I am a cultural historian of modern South Asia with interests in colonial India, decolonization, nationalism, religion, and secularism. My recent book, entitled Chips from a Calcutta Workshop: Comparative Religion in Nineteenth Century India (Cambridge, 2025), explores the development and nature of comparative religion in nineteenth-century India. It focuses on the ideas and intellectual currents behind a range of thinkers who explored comparative religion in India, drawing on a variety of inspirations from Indian religions. Rather than emanate out of a European Christian set of politics as in the Western world, comparative religion emerged out of religious reform movements, including the Brāhmo Samaj in Bengal and the Arya Samaj in the Punjab. With chapters on Rammohan Roy, Debendranath Tagore, Keshab Chandra Sen, and Swami Vivekananda, the book includes a re-evaluation of familiar figures alongside lesser-known thinkers within an intellectual history of modern Indian comparative religion. My first book, Recasting the Region: Language, Culture, and Islam in Colonial Bengal (Oxford, 2014), examines Bengali Muslim intellectual history from the early twentieth century through the mid-twentieth century through an examination of Bengali Muslim literary figures, religious reformers, politicians, and public intellectuals from the early twentieth century to 1952.
My current book project explores the life and times of Taraknath Das, an Indian anti-colonial nationalist who spent most of his adult life in the U.S.A. and Canada from the early twentieth century through his death in 1958. One of the few Indian nationalists active in North America during the era of Asian exclusion, Das campaigned vigorously on behalf of Indian independence, earned a PhD at Georgetown University’s School of Foreign Service, taught international relations at a number of American universities, and began a foundation to help Indian students in the U.S.A. in the 1930s. His life and movements shed light on a little known American chapter of the history of Indian nationalism, revealing historic changes in race, law, and education for Indian migrants in twentieth-century America.
Between 2015 and 2025, I held the Tier II Canada Research Chair in global and comparative history at the University of Victoria. As part of this initiative, I convened the Global South Colloquium, a seminar series about the histories and politics in the Global South. This initiative featured collaboration with a number of centres and institutes at the University of Victoria on topics of decolonization, post/de-colonial studies, critical indigenous studies, and histories of empire and nation, including the Centre for Asia-Pacific Initiatives, the Centre for Global Studies, and the Centre for Studies in Religion and Society. Based on workshops held by the Global South Colloquium, I have edited India after World History: Literature, Comparison, and Approaches to Globalization (Leiden, 2022) and South Asian Migrations in Global History: Labor, Law, and Wayward Lives (London, 2020).

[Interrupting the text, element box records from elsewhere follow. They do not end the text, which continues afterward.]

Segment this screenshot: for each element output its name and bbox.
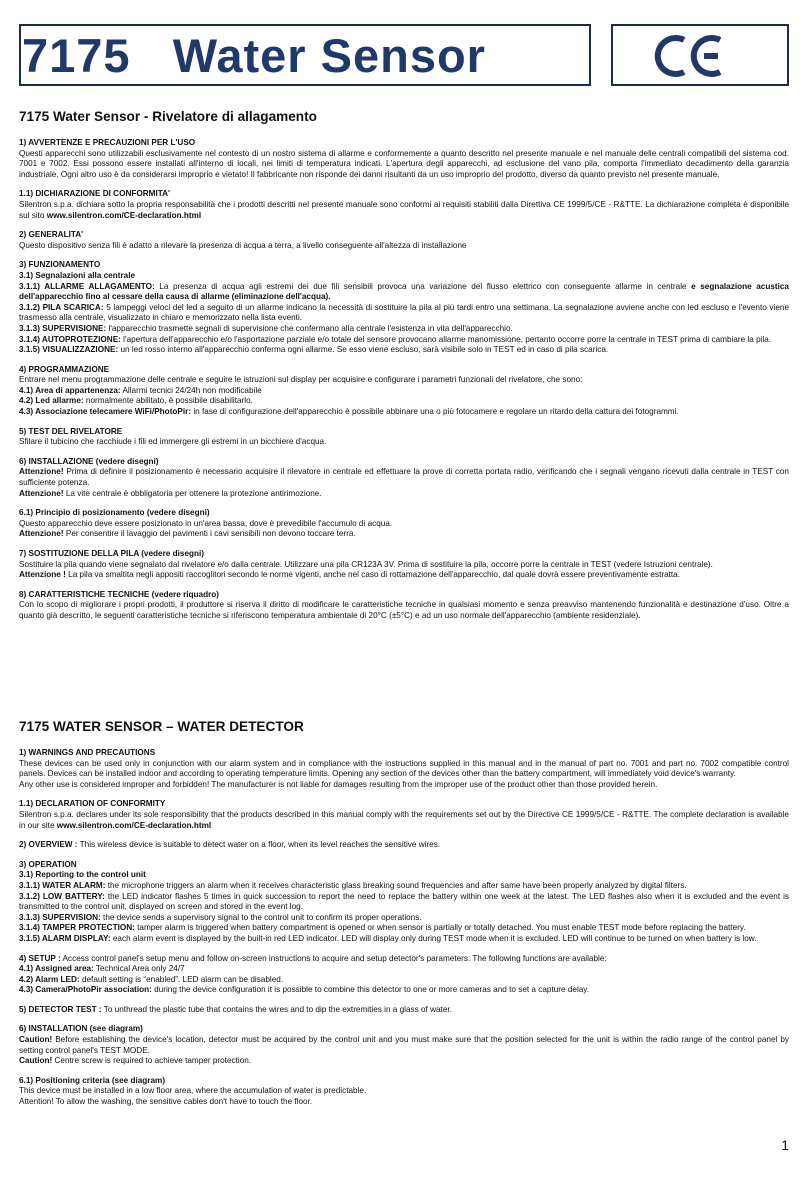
it-s313-label: 3.1.3) SUPERVISIONE: [19,323,107,333]
it-s61-attention: Attenzione! [19,529,64,539]
it-s42 [19,396,789,407]
it-s312 [19,303,789,324]
en-s5-body: To unthread the plastic tube that contains the wires and to dip the extremities in a glass of water. [101,1004,452,1014]
it-s42-label: 4.2) Led allarme: [19,396,84,406]
en-s6-p2 [19,1056,789,1067]
it-s11-body: Silentron s.p.a. dichiara sotto la propria responsabilità che i prodotti descritti nel presente manuale sono conformi ai requisiti stabiliti dalla Direttiva CE 1999/5/CE - R&TTE. La dichiarazione completa è disponibile sul sito [19,199,789,220]
it-s41 [19,386,789,397]
en-s314-label: 3.1.4) TAMPER PROTECTION: [19,923,135,933]
it-s2-body: Questo dispositivo senza fili è adatto a rilevare la presenza di acqua a terra, a livello conseguente all'altezza di installazione [19,240,467,250]
it-s5-title: 5) TEST DEL RIVELATORE [19,426,123,436]
en-s61-body: This device must be installed in a low floor area, where the accumulation of water is predictable. [19,1086,367,1096]
en-s3-title: 3) OPERATION [19,859,77,869]
it-s314-body: l'apertura dell'apparecchio e/o l'asportazione parziale e/o totale del sensore provocano allarme manomissione, pertanto occorre porre la centrale in TEST prima di cambiare la pila. [120,334,772,344]
en-s61-body-2: Attention! To allow the washing, the sensitive cables don't have to touch the floor. [19,1097,313,1107]
it-s61-p2 [19,529,789,540]
en-s1-body-2: Any other use is considered improper and forbidden! The manufacturer is not liable for damages resulting from the improper use of the product other than those provided herein. [19,779,658,789]
en-s2-label: 2) OVERVIEW : [19,840,78,850]
en-s41 [19,964,789,975]
en-s311 [19,881,789,892]
it-s1-body: Questi apparecchi sono utilizzabili esclusivamente nel contesto di un nostro sistema di allarme e conformemente a quanto descritto nel presente manuale e nel manuale delle centrali compatibili del sistema cod. 7001 e 7002. Essi possono essere installati all'interno di locali, nei limiti di temperatura indicati. L'apertura degli apparecchi, ad esclusione del vano pila, comporta l'immediato decadimento della garanzia industriale. Ogni altro uso è da considerarsi improprio e vietato! Il fabbricante non risponde dei danni risultanti da un uso improprio del prodotto, diverso da quanto previsto nel presente manuale. [19,148,789,179]
en-s42-label: 4.2) Alarm LED: [19,974,80,984]
italian-heading: 7175 Water Sensor - Rivelatore di allagamento [19,109,317,124]
en-s43-body: during the device configuration it is possible to combine this detector to one or more cameras and to set a capture delay. [151,985,590,995]
it-s311-bold: e segnalazione acustica dell'apparecchio fino al cessare della causa di allarme (eliminazione dell'acqua). [19,281,789,302]
en-s1-body: These devices can be used only in conjunction with our alarm system and in compliance with the instructions supplied in this manual and in the manual of part no. 7001 and part no. 7002 compatible control panels. Devices can be installed indoor and according to operating temperature limits. Opening any section of the devices other than the battery compartment, will immediately void device's warranty. [19,758,789,779]
it-s11-title: 1.1) DICHIARAZIONE DI CONFORMITA' [19,189,170,199]
italian-section [19,109,789,622]
it-s313 [19,324,789,335]
it-s7-title: 7) SOSTITUZIONE DELLA PILA (vedere disegni) [19,549,204,558]
en-s312-label: 3.1.2) LOW BATTERY: [19,891,105,901]
it-s7-body: Sostituire la pila quando viene segnalato dal rivelatore e/o dalla centrale. Utilizzare una pila CR123A 3V. Prima di sostituire la pila, occorre porre la centrale in TEST (vedere Istruzioni centrale). [19,559,713,569]
en-s4-body: Access control panel's setup menu and follow on-screen instructions to acquire and setup detector's parameters. The following functions are available: [60,953,607,963]
en-s312-body: the LED indicator flashes 5 times in quick succession to report the need to replace the battery within one week at the latest. The LED flashes also when it is excluded and the event is transmitted to the control unit, displayed on screen and stored in the event log. [19,891,790,912]
en-s2-body: This wireless device is suitable to detect water on a floor, when its level reaches the sensitive wires. [77,840,441,850]
it-s6-title: 6) INSTALLAZIONE (vedere disegni) [19,456,159,466]
en-s41-label: 4.1) Assigned area: [19,964,94,974]
it-s61-body-2: Per consentire il lavaggio dei pavimenti i cavi sensibili non devono toccare terra. [63,529,356,539]
it-s6-attention-1: Attenzione! [19,467,64,477]
en-s6-body-2: Centre screw is required to achieve tamper protection. [52,1056,252,1066]
it-s43 [19,407,789,418]
en-s4-label: 4) SETUP : [19,953,61,963]
it-s6-body-2: La vite centrale è obbligatoria per ottenere la protezione antirimozione. [63,488,322,498]
it-s2-title: 2) GENERALITA' [19,230,84,240]
en-s311-label: 3.1.1) WATER ALARM: [19,880,106,890]
it-s8-title: 8) CARATTERISTICHE TECNICHE (vedere riquadro) [19,589,220,599]
en-s43-label: 4.3) Camera/PhotoPir association: [19,985,152,995]
it-s61-body: Questo apparecchio deve essere posizionato in un'area bassa, dove è prevedibile l'accumulo di acqua. [19,518,393,528]
it-s6-p1 [19,467,789,488]
it-s311-label: 3.1.1) ALLARME ALLAGAMENTO: [19,281,155,291]
it-s313-body: l'apparecchio trasmette segnali di supervisione che confermano alla centrale l'esistenza in vita dell'apparecchio. [106,323,513,333]
it-s312-body: 5 lampeggi veloci del led a seguito di un allarme indicano la necessità di sostituire la pila al più tardi entro una settimana. La segnalazione avviene anche con led escluso e l'evento viene trasmesso alla centrale, visualizzato in chiaro e memorizzato nella lista eventi. [19,302,789,323]
en-declaration-link[interactable]: www.silentron.com/CE-declaration.html [56,820,212,830]
it-s7-body-2: La pila va smaltita negli appositi raccoglitori secondo le norme vigenti, anche nel caso di rottamazione dell'apparecchio, dal quale dovrà essere preventivamente estratta. [65,570,681,580]
it-s315-body: un led rosso interno all'apparecchio conferma ogni allarme. Se esso viene escluso, sarà visibile solo in TEST ed in caso di pila scarica. [118,345,609,355]
en-s43 [19,985,789,996]
it-s7-attention: Attenzione ! [19,570,66,580]
english-section [19,719,789,1108]
en-s314-body: tamper alarm is triggered when battery compartment is opened or when sensor is partially or totally detached. You must enable TEST mode before replacing the battery. [134,923,746,933]
it-s3-title: 3) FUNZIONAMENTO [19,260,101,270]
it-s314 [19,335,789,346]
en-s4 [19,954,789,965]
it-s314-label: 3.1.4) AUTOPROTEZIONE: [19,334,121,344]
it-s311-body: La presenza di acqua agli estremi dei due fili sensibili provoca una variazione del flusso elettrico con conseguente allarme in centrale [154,281,692,291]
it-s5-body: Sfilare il tubicino che racchiude i fili ed immergere gli estremi in un bicchiere d'acqua. [19,437,327,447]
en-s11-title: 1.1) DECLARATION OF CONFORMITY [19,799,166,809]
english-heading: 7175 WATER SENSOR – WATER DETECTOR [19,719,304,734]
en-s6-title: 6) INSTALLATION (see diagram) [19,1024,143,1034]
ce-mark-logo [654,34,734,78]
it-s315 [19,345,789,356]
it-s315-label: 3.1.5) VISUALIZZAZIONE: [19,345,119,355]
it-s41-label: 4.1) Area di appartenenza: [19,385,121,395]
en-s42 [19,975,789,986]
it-s4-body: Entrare nel menu programmazione delle centrale e seguire le istruzioni sul display per acquisire e configurare i parametri funzionali del rivelatore, che sono: [19,375,583,385]
en-s315 [19,934,789,945]
en-s6-p1 [19,1035,789,1056]
en-s5 [19,1005,789,1016]
en-s313-label: 3.1.3) SUPERVISION: [19,912,101,922]
page-number: 1 [781,1137,789,1153]
en-s6-caution-2: Caution! [19,1056,53,1066]
it-s43-body: in fase di configurazione dell'apparecchio è possibile abbinare una o più fotocamere e regolare un ritardo della cattura dei fotogrammi. [191,407,679,417]
en-s5-label: 5) DETECTOR TEST : [19,1004,102,1014]
en-s313 [19,913,789,924]
en-s2 [19,840,789,851]
page-title: 7175 Water Sensor [22,29,486,82]
it-s43-label: 4.3) Associazione telecamere WiFi/PhotoPir: [19,407,192,417]
en-s31-title: 3.1) Reporting to the control unit [19,870,146,880]
it-s1-title: 1) AVVERTENZE E PRECAUZIONI PER L'USO [19,138,196,147]
it-s4-title: 4) PROGRAMMAZIONE [19,364,110,374]
it-s61-title: 6.1) Principio di posizionamento (vedere disegni) [19,508,210,518]
en-s11-paragraph [19,810,789,831]
it-s8-body: Con lo scopo di migliorare i propri prodotti, il produttore si riserva il diritto di modificare le caratteristiche tecniche in qualsiasi momento e senza preavviso mantenendo funzionalità e destinazione d'uso. Oltre a quanto già descritto, le seguenti caratteristiche tecniche si riferiscono temperatura ambientale di 20°C (±5°C) e ad un uso normale dell'apparecchio (ambiente residenziale). [19,600,789,620]
it-s6-body-1: Prima di definire il posizionamento è necessario acquisire il rilevatore in centrale ed effettuare la prove di corretta portata radio, verificando che i segnali vengano ricevuti dalla centrale in TEST con sufficiente potenza. [19,467,789,488]
it-s6-p2 [19,489,789,500]
it-s31-title: 3.1) Segnalazioni alla centrale [19,270,136,280]
it-s312-label: 3.1.2) PILA SCARICA: [19,302,104,312]
it-s7-p2 [19,570,789,581]
it-s6-attention-2: Attenzione! [19,488,64,498]
it-s41-body: Allarmi tecnici 24/24h non modificabile [120,385,262,395]
en-s315-body: each alarm event is displayed by the built-in red LED indicator. LED will display only during TEST mode when it is excluded. LED will continue to be turned on when battery is low. [110,933,757,943]
en-s1-title: 1) WARNINGS AND PRECAUTIONS [19,748,156,757]
it-s42-body: normalmente abilitato, è possibile disabilitarlo. [83,396,253,406]
en-s314 [19,923,789,934]
en-s11-body: Silentron s.p.a. declares under its sole responsibility that the products described in this manual comply with the requirements set out by the Directive CE 1999/5/CE - R&TTE. The complete declaration is available in our site [19,809,789,830]
en-s315-label: 3.1.5) ALARM DISPLAY: [19,933,111,943]
it-s311 [19,282,789,303]
it-s11-paragraph [19,200,789,221]
en-s42-body: default setting is “enabled”. LED alarm can be disabled. [79,974,284,984]
en-s61-title: 6.1) Positioning criteria (see diagram) [19,1075,166,1085]
it-declaration-link[interactable]: www.silentron.com/CE-declaration.html [46,210,202,220]
en-s312 [19,892,789,913]
en-s41-body: Technical Area only 24/7 [93,964,185,974]
en-s6-body-1: Before establishing the device's location, detector must be acquired by the control unit and you must make sure that the position selected for the unit is within the radio range of the control panel by setting control panel's TEST MODE. [19,1035,789,1055]
en-s6-caution-1: Caution! [19,1035,53,1045]
en-s313-body: the device sends a supervisory signal to the control unit to confirm its proper operations. [100,912,422,922]
en-s311-body: the microphone triggers an alarm when it receives characteristic glass breaking sound frequencies and after same have been properly analyzed by digital filters. [105,880,687,890]
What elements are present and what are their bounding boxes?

Outside of the official archives I hold active interests in aesthetics, literary and cultural criticism, theater, performance studies, popular and public cultures. In this area, I have published Beyond Bollywood and Broadway: Plays from the South Asian Diaspora (Indiana, 2009), the first-ever collection of plays from South Asian diasporic playwrights from the U.S., the U.K., South Africa, and Canada. Other work in this area includes an edited roundtable (with Fawzia Afzal-Khan and Jamil Khoury) about Islam and contemporary theater in North America, entitled “The Dramaturgy of Political Violence: Performance, Representation, and Muslims in the Contemporary World,” in the December 2016 edition of Performing Islam. I have also jointly translated the first-ever English edition of Utpal Dutt’s Maanusher Adhikare (The Rights of Man), a 1968 Bengali play about the 1930s Scottsboro trials in Alabama, U.S.A.